HOW DOES A 6000-POUND SUV AMBLE 16,000 FEET UP THE ANDES?
Quite nicely, thank you, due to several key innovations. First is the engine. Our LR3 TDV6 is powered a 2.7-liter high-pressure common-rail turbodiesel V-6 engine making 188 horsepower and 325 pound-feet of torque. Despite the incredible elevations, our diesel LR3 never fails to get us where we need to go. Near the 16,000-foot summit, throttle response suffers noticeably, but all it takes is a simple mental recalibration to take care of the delay. And at lower elevations, all that torque is more than enough to tackle the serious rock-crawling situations Land Rover has set up for us.

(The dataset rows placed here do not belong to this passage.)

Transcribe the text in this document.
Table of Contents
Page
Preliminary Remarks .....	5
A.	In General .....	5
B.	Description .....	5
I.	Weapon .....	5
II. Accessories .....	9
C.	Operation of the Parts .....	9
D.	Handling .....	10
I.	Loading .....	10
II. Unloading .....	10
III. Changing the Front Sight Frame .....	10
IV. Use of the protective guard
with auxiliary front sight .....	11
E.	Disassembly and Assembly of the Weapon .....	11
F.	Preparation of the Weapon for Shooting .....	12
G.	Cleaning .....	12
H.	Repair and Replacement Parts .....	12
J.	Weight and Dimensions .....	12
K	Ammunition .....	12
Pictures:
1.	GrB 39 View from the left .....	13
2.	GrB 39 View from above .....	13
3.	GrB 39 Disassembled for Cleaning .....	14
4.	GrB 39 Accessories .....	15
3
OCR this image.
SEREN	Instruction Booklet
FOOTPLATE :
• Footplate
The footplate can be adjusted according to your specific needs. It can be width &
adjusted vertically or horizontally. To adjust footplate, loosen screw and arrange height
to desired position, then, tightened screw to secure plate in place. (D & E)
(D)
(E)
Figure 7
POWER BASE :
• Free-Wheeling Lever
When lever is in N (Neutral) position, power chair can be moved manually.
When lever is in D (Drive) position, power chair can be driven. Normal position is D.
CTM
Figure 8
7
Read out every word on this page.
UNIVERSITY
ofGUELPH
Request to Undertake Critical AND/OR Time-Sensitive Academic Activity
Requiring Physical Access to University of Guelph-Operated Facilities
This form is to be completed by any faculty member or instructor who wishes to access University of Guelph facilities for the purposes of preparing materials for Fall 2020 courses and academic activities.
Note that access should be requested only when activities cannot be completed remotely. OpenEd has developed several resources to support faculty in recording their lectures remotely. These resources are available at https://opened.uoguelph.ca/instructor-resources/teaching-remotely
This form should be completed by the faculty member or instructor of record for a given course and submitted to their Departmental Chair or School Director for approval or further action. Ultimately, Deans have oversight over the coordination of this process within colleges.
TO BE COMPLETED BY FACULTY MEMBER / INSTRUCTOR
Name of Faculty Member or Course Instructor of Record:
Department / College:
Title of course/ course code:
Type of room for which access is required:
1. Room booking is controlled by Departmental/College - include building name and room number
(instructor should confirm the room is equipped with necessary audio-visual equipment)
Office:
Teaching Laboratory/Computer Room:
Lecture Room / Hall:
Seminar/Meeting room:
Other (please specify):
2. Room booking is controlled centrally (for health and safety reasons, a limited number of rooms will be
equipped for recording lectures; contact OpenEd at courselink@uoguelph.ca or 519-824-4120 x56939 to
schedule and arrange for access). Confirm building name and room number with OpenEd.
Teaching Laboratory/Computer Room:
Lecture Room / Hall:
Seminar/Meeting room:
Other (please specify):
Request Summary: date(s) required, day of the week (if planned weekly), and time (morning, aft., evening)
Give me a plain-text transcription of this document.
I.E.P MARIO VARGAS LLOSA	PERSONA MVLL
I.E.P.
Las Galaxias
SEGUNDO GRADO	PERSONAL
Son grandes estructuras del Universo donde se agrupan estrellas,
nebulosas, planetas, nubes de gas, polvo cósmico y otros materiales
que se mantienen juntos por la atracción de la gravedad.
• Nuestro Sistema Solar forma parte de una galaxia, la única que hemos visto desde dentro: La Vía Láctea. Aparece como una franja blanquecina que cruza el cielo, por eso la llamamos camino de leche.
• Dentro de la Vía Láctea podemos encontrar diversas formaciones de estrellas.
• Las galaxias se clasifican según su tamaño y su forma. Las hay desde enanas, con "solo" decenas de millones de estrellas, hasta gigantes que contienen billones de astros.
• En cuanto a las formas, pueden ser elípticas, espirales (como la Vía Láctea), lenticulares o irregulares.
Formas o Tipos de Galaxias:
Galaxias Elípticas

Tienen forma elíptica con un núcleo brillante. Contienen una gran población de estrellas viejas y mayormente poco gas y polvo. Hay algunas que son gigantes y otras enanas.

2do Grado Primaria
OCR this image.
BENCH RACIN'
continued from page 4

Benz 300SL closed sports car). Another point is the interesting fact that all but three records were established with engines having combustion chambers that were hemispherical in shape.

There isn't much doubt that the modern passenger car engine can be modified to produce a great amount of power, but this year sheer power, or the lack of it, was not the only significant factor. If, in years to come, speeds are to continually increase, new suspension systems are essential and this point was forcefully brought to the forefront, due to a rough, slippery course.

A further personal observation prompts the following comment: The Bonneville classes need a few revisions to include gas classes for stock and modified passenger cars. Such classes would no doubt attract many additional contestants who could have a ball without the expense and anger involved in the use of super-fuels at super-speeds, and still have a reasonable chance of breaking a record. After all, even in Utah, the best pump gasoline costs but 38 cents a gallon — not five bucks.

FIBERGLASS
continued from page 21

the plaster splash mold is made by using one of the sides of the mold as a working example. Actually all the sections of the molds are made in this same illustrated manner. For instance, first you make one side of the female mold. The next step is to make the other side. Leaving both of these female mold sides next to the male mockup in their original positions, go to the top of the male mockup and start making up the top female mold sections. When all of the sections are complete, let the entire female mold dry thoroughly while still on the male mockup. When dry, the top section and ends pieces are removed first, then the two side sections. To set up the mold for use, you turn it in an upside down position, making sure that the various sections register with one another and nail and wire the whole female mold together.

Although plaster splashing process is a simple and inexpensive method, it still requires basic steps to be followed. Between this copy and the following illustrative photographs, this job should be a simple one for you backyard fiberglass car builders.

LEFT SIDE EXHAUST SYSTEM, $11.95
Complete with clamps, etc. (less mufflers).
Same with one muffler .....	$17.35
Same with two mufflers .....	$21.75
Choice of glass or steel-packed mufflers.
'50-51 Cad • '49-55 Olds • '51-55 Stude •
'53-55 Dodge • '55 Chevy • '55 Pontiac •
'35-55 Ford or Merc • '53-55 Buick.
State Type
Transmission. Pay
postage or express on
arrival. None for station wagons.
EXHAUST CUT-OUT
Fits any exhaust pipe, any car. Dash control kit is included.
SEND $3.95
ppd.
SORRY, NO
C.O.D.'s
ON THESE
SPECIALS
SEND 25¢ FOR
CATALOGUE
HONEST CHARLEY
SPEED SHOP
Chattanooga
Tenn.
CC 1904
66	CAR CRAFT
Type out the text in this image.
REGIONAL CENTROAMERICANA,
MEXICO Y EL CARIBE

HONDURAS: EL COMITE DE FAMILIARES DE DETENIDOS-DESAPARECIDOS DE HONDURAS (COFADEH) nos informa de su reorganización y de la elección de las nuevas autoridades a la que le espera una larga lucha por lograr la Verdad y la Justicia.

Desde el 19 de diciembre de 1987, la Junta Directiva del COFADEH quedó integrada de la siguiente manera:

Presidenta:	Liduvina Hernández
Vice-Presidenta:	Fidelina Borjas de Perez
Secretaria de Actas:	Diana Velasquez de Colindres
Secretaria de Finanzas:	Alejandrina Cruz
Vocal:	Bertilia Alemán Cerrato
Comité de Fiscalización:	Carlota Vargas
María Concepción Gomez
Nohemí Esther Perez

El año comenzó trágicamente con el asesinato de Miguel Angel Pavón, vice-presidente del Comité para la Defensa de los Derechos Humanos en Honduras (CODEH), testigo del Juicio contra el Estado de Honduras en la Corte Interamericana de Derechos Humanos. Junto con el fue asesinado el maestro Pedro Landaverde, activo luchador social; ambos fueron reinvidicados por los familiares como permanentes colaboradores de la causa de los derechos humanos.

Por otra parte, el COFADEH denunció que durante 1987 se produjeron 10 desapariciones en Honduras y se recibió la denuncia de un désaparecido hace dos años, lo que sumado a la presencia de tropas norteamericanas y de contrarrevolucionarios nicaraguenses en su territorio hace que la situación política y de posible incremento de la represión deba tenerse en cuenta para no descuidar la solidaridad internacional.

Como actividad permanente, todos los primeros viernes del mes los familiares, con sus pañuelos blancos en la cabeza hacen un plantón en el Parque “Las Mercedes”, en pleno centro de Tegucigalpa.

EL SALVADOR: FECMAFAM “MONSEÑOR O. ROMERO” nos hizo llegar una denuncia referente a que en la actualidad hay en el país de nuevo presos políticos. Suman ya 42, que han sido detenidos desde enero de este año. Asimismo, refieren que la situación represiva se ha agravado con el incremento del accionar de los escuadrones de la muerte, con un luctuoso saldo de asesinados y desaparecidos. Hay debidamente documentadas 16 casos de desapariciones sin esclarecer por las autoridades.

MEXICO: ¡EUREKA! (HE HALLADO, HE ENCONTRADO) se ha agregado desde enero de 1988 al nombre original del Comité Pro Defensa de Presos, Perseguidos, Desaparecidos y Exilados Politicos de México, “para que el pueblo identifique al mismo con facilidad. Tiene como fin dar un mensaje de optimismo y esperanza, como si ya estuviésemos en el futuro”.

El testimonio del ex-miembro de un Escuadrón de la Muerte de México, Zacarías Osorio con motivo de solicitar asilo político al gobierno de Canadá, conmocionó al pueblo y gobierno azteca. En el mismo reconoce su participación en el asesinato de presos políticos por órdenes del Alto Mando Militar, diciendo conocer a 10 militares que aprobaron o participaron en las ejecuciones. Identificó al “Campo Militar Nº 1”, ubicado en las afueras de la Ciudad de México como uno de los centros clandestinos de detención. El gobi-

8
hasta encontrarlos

The ease with which we skedaddle through tight crevasses and over steep inclines covered in loose rock is also due in part to Terrain Response, Land Rover's patented traction-control system. We simply turn the chunky rotary dial on the center console to one of five settings recommend by our instructors-general driving, slippery (aka grass/grave/snow), mud and ruts, sand, and rock crawl. Terrain Response does the rest and with little drama.
Terrain Response controls ride height, engine torque response, Hill Descent Control, Electronic Traction Control, as well as transmission and differential settings. Given all of this technology, it's no wonder we spend more time simply enjoying the amazing scenery ahead of us and less time worrying how we'll actually get there.
For 2008, U.S.-market Land Rover LR3s receive some minor interior upgrades. Plans to bring the TDV6 here have yet to be finalized, but we're hearing it could arrive as soon as 2010.